Ils veulent que le budget de l'armée atteigne 1% du produit intérieur brut d'ici 2030. Ce n'est pas du tout par hasard que l'association de droite Pro Militia a lancé, jeudi, un manifeste avec cette revendication. En s’aliénant ses principaux alliés en matière d’austérité que sont les bourgeois, le «groupe Gaillard» s'est tité une balle dans le pied.
Car d'autres propositions auront également du mal à passer, comme la suppression des «cadeaux fiscaux». Le taux spécial de TVA pour l'hôtellerie, autrefois prévu à titre provisoire, ou le remboursement de l'impôt sur les huiles minérales sur le carburant consommé par les engins de damage sont justement défendus par les partis bourgeois.
Dans d'autres domaines, on peut s'attendre à une résistance farouche de la gauche, par exemple en ce qui concerne la proposition de renoncer aux subventions fédérales pour les crèches. Quant à l'idée que la Confédération et les cantons devraient freiner la croissance des coûts de l'assurance maladie obligatoire, on ne peut que sourire en repensant aux expériences de ces dernières années.
Réduire les coûts de l'asile en intégrant plus rapidement les réfugiés et les personnes admises à titre provisoire dans la vie active, c'est bien. Mais le statut «provisoire» décourage de nombreux employeurs. Et en matière de politique climatique, miser sur des taxes d'incitation et des prescriptions plutôt que sur des subventions a déjà prouvé son inefficacité jusqu'à présent.
Le groupe se montre tout de même ouvert à des recettes supplémentaires, par exemple par un impôt sur les gains immobiliers au niveau national. Il rapporterait environ un milliard de francs par an. Toutefois, les membres n'étaient pas unanimes sur ce point, comme le reconnaît le rapport. Et la résistance des cantons est à prévoir à ce niveau.

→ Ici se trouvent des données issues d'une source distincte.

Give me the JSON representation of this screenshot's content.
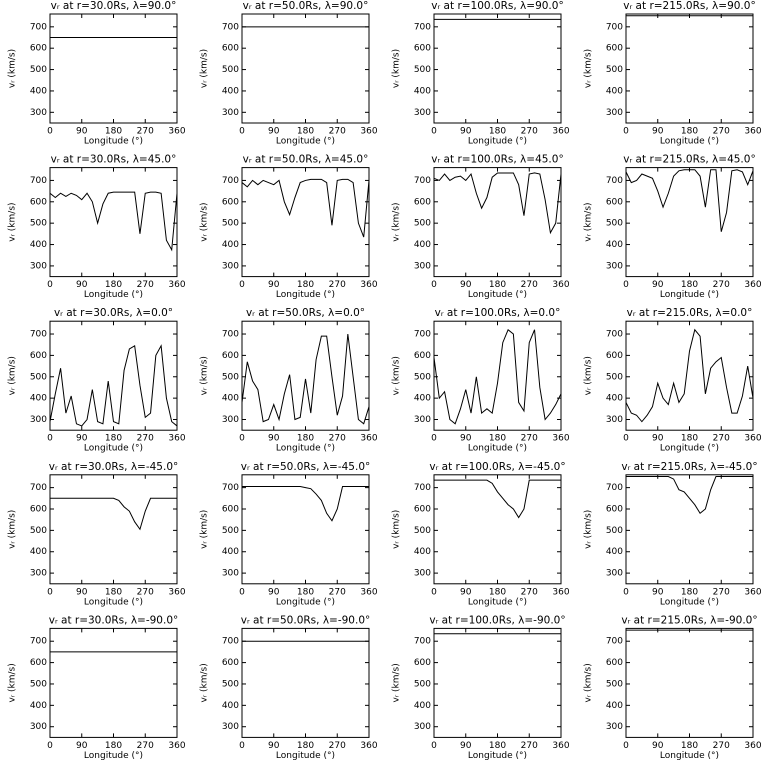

Faire des économies est plus facile à dire qu'à faire. C'est ce que reconnaît indirectement le Conseil fédéral. Il fait ce qu'il fait souvent dans de tels cas: il convoque des tables rondes avec les cantons, les partis et les partenaires sociaux, comme il l'a communiqué jeudi. D'ici à la fin de l'année, il entend décider des mesures qu'il aimerait poursuivre et mettre en consultation.
Il est peu probable qu'il en résulte quoi que ce soit au final. Selon la NZZ am Sonntag, la ministre de la Défense Viola Amherd (Centre), dont les relations avec sa collègue KKS seraient tendues, a laissé entendre à la Commission de la politique de sécurité du Conseil national qu'aucune de ces propositions ne passerait le cap du Parlement.
La Valaisanne pourrait bien avoir raison. «Une fois qu'on a reçu une subvention, on se défend», a déclaré Serge Gaillard aux médias en se basant sur sa propre expérience. Et de reconnaître que la mise en œuvre des propositions d'économie ne sera pas facile. Il s'agit d'une «question politique».